The agreement with Plains will form a 50/50 JV to construct the Red Oak Pipeline system with initial service from Cushing, Okla., to the Texas Gulf Coast targeted for first-quarter 2021. The Bridger agreement is for another 50/50 JV, which will build the Liberty Pipeline to provide connectivity from the Rockies to Gulf Coast end-markets also beginning in first-quarter 2021.
The Red Oak JV will construct a 30-inch pipeline from Cushing to both Wichita Falls and Sealy, Texas, to access Permian crude via leased capacity on Plains’ Sunrise Pipeline system. From Sealy, Red Oak will have connectivity to both Corpus Christi/Ingleside and Houston/Beaumont end-markets through 30-inch and 20-inch pipeline segments. Phillips 66 is set to operate the Red Oak pipeline.
Phillips 66 will also operate and lead construction of the Liberty pipeline via its JV agreement with Bridger. TPH analysts estimate the 24-inch Liberty pipeline will transport roughly 350,000 to 400,000 barrels per day (bbl/d) of Rockies and Bakken crude to Cushing with additional connectivity to both Corpus Christi, Texas, and Houston end-markets via the Red Oak pipeline.
Construction of the Red Oak pipeline is expected to cost roughly $2.5 billion. Meanwhile, costs for the Liberty pipeline are projected at around $1.6 billion.
Plains will lead project construction of the Red Oak pipeline on behalf of its JV with Phillips 66. The company also recently agreed to form a JV with Delek US Holdings Inc. for the expansion of its existing Red River pipeline system that extends from Cushing to the Texas Gulf Coast.
RELATED: Plains To Boost Cushing Takeaway Through Pipeline JV
TPH analysts said they believe Plains’ economics are likely “moderately better than JV level” as leased capacity from the Red Oak JV boosts revenue for little to no capital.

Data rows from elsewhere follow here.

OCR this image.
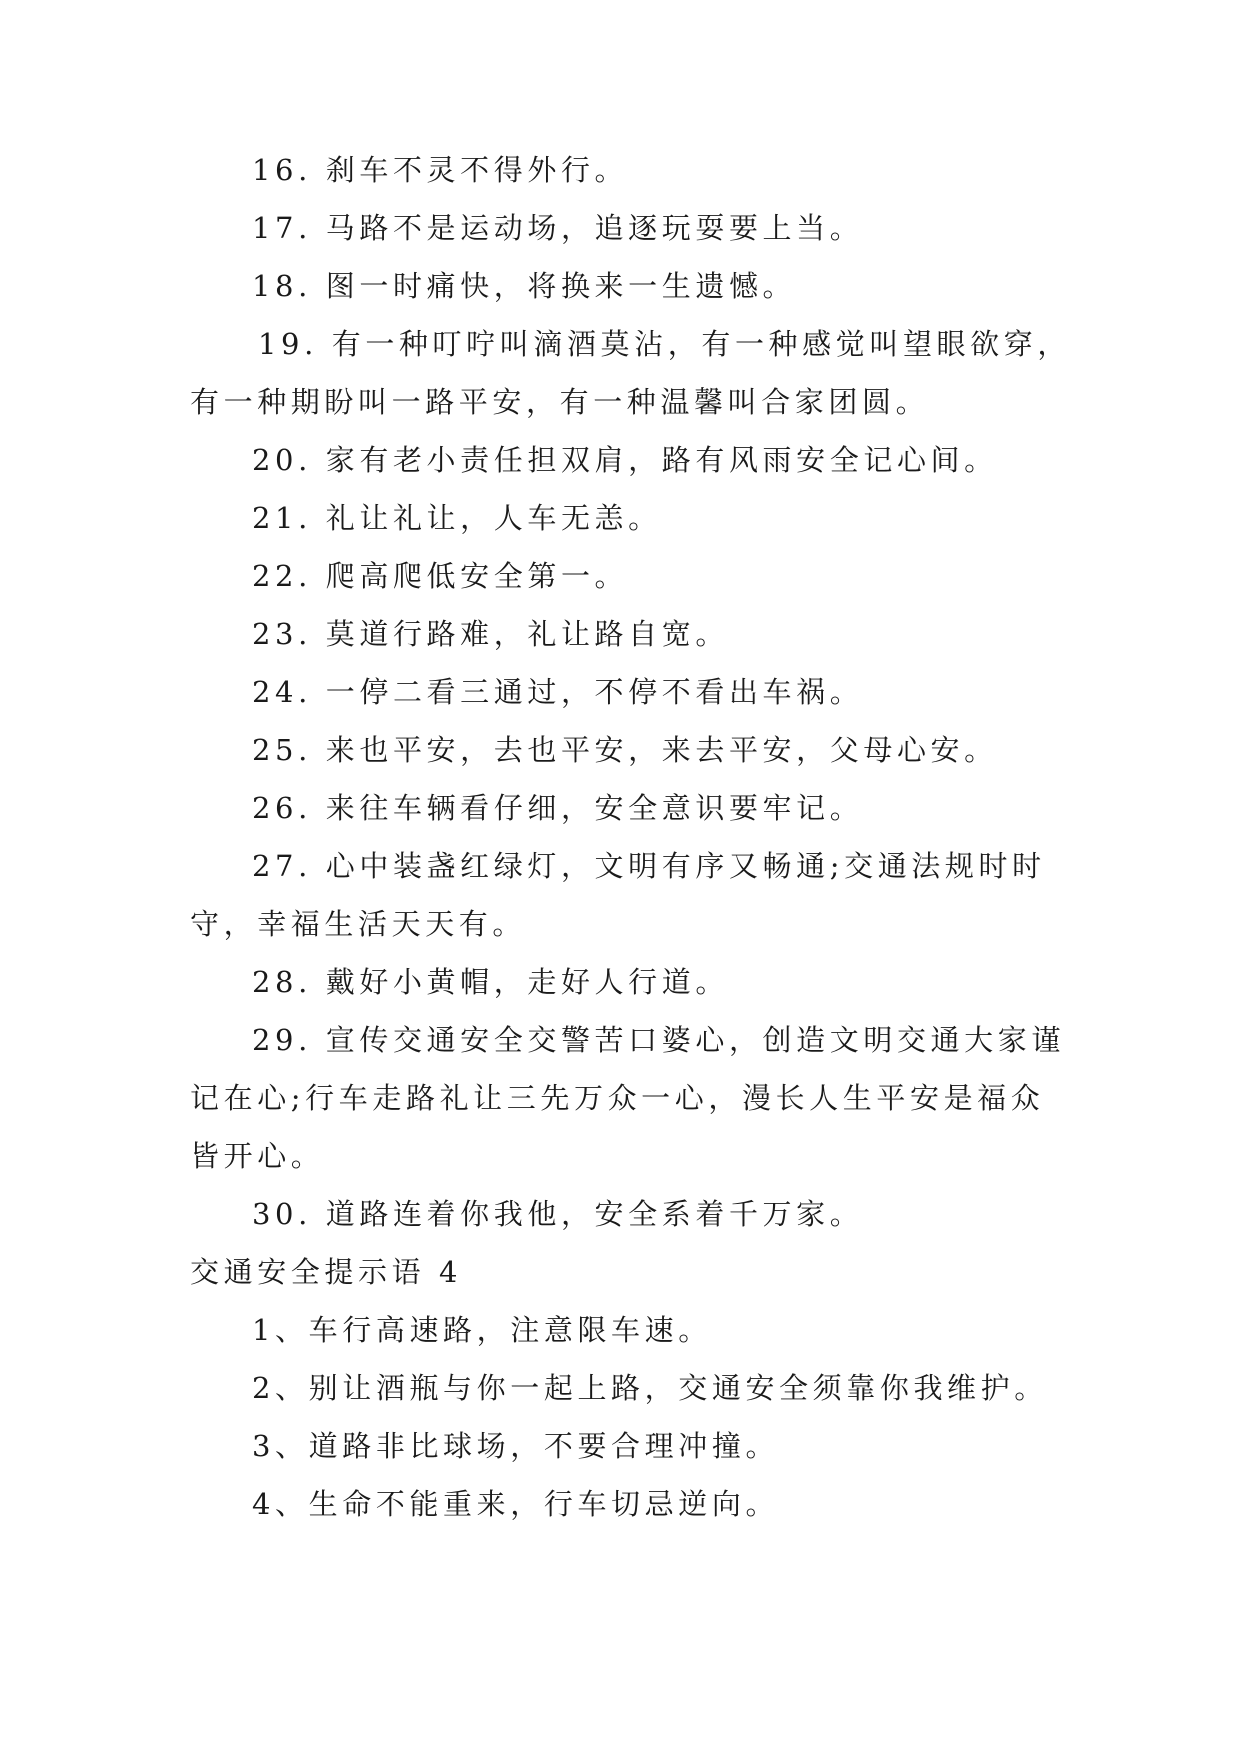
16. 刹车不灵不得外行。
17. 马路不是运动场，追逐玩耍要上当。
18. 图一时痛快，将换来一生遗憾。
19. 有一种叮咛叫滴酒莫沾，有一种感觉叫望眼欲穿，
有一种期盼叫一路平安，有一种温馨叫合家团圆。
20. 家有老小责任担双肩，路有风雨安全记心间。
21. 礼让礼让，人车无恙。
22. 爬高爬低安全第一。
23. 莫道行路难，礼让路自宽。
24. 一停二看三通过，不停不看出车祸。
25. 来也平安，去也平安，来去平安，父母心安。
26. 来往车辆看仔细，安全意识要牢记。
27. 心中装盏红绿灯，文明有序又畅通;交通法规时时
守，幸福生活天天有。
28. 戴好小黄帽，走好人行道。
29. 宣传交通安全交警苦口婆心，创造文明交通大家谨
记在心;行车走路礼让三先万众一心，漫长人生平安是福众
皆开心。
30. 道路连着你我他，安全系着千万家。
交通安全提示语 4
1、车行高速路，注意限车速。
2、别让酒瓶与你一起上路，交通安全须靠你我维护。
3、道路非比球场，不要合理冲撞。
4、生命不能重来，行车切忌逆向。
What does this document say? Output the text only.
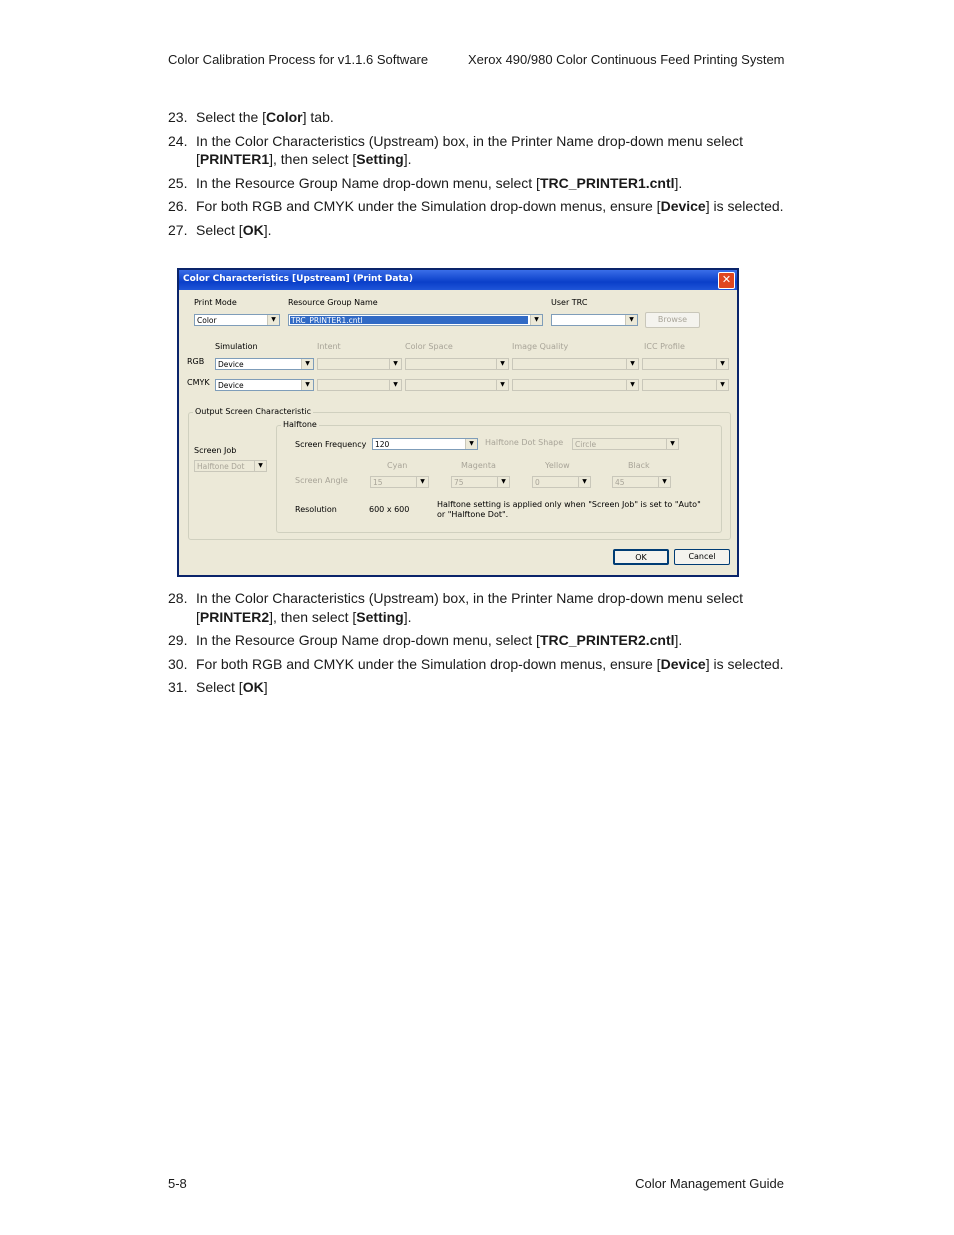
Color Calibration Process for v1.1.6 Software	Xerox 490/980 Color Continuous Feed Printing System
23. Select the [Color] tab.
24. In the Color Characteristics (Upstream) box, in the Printer Name drop-down menu select [PRINTER1], then select [Setting].
25. In the Resource Group Name drop-down menu, select [TRC_PRINTER1.cntl].
26. For both RGB and CMYK under the Simulation drop-down menus, ensure [Device] is selected.
27. Select [OK].
Color Characteristics [Upstream] (Print Data)	✕
Print Mode
Color	▼
Resource Group Name
TRC_PRINTER1.cntl	▼
User TRC
▼	Browse
Simulation	Intent	Color Space	Image Quality	ICC Profile
RGB Device	▼	▼	▼	▼	▼
CMYK Device	▼	▼	▼	▼	▼
Output Screen Characteristic
Screen Job
Halftone Dot	▼
Halftone
Screen Frequency 120	▼	Halftone Dot Shape Circle	▼
Cyan	Magenta	Yellow	Black
Screen Angle	15	▼	75	▼	0	▼	45	▼
Resolution	600 x 600
Halftone setting is applied only when "Screen Job" is set to "Auto"
or "Halftone Dot".
OK	Cancel
28. In the Color Characteristics (Upstream) box, in the Printer Name drop-down menu select [PRINTER2], then select [Setting].
29. In the Resource Group Name drop-down menu, select [TRC_PRINTER2.cntl].
30. For both RGB and CMYK under the Simulation drop-down menus, ensure [Device] is selected.
31. Select [OK]
5-8	Color Management Guide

“Spend profile not yet finalized as some degree of project financing is likely but current requirements of $1.25 billion net capex, predominately in 2020 and 2021, wash out [free cash flow] generation in 2020 driving moderate degradation in financial metrics ahead of 2021 cash flow ramp,” the TPH analysts said.
![Phillips 66, Plains All American Red Oak Pipeline JV (Source: Plains All American Pipeline LP June 2019 Investor Presentation)](/sites/default/files/inline-images/Phillips%2066%20Plains%20All%20American%20Red%20Oak%20Pipeline%20JV.jpg)
(Source: Plains All American Pipeline LP June 2019 Investor Presentation)
In addition, the TPH analysts noted in their takeaways from Phillips 66’s latest pipeline announcements that they remain comfortable with an inland crude differential outlook that’s narrower than the futures curve.
“With Red Oak in the fold, we add up more than 5.1 million bbl/d of new pipeline capacity hitting the Gulf Coast in 2019-22, compared to TPH estimates of more than 4.3 million bbl/d of inland supply growth over the same time period,” the firm’s analysts said. “Our 2021-22 Brent-WTI forecast is $5-$6/bbl, shy of futures at $7/bbl.”
Each JV plans to hold a supplemental binding open season to be announced at a later date that will enable additional shippers to enter into long-term transportation services agreements, according to separate press releases issued by Phillips 66 on June 10.
Vinson & Elkins LLP advised Plains All American in connection with the formation of the Red Oak pipeline JV. The law firm’s corporate team was led by partner Doug Bland and associate Yianni Georgeton.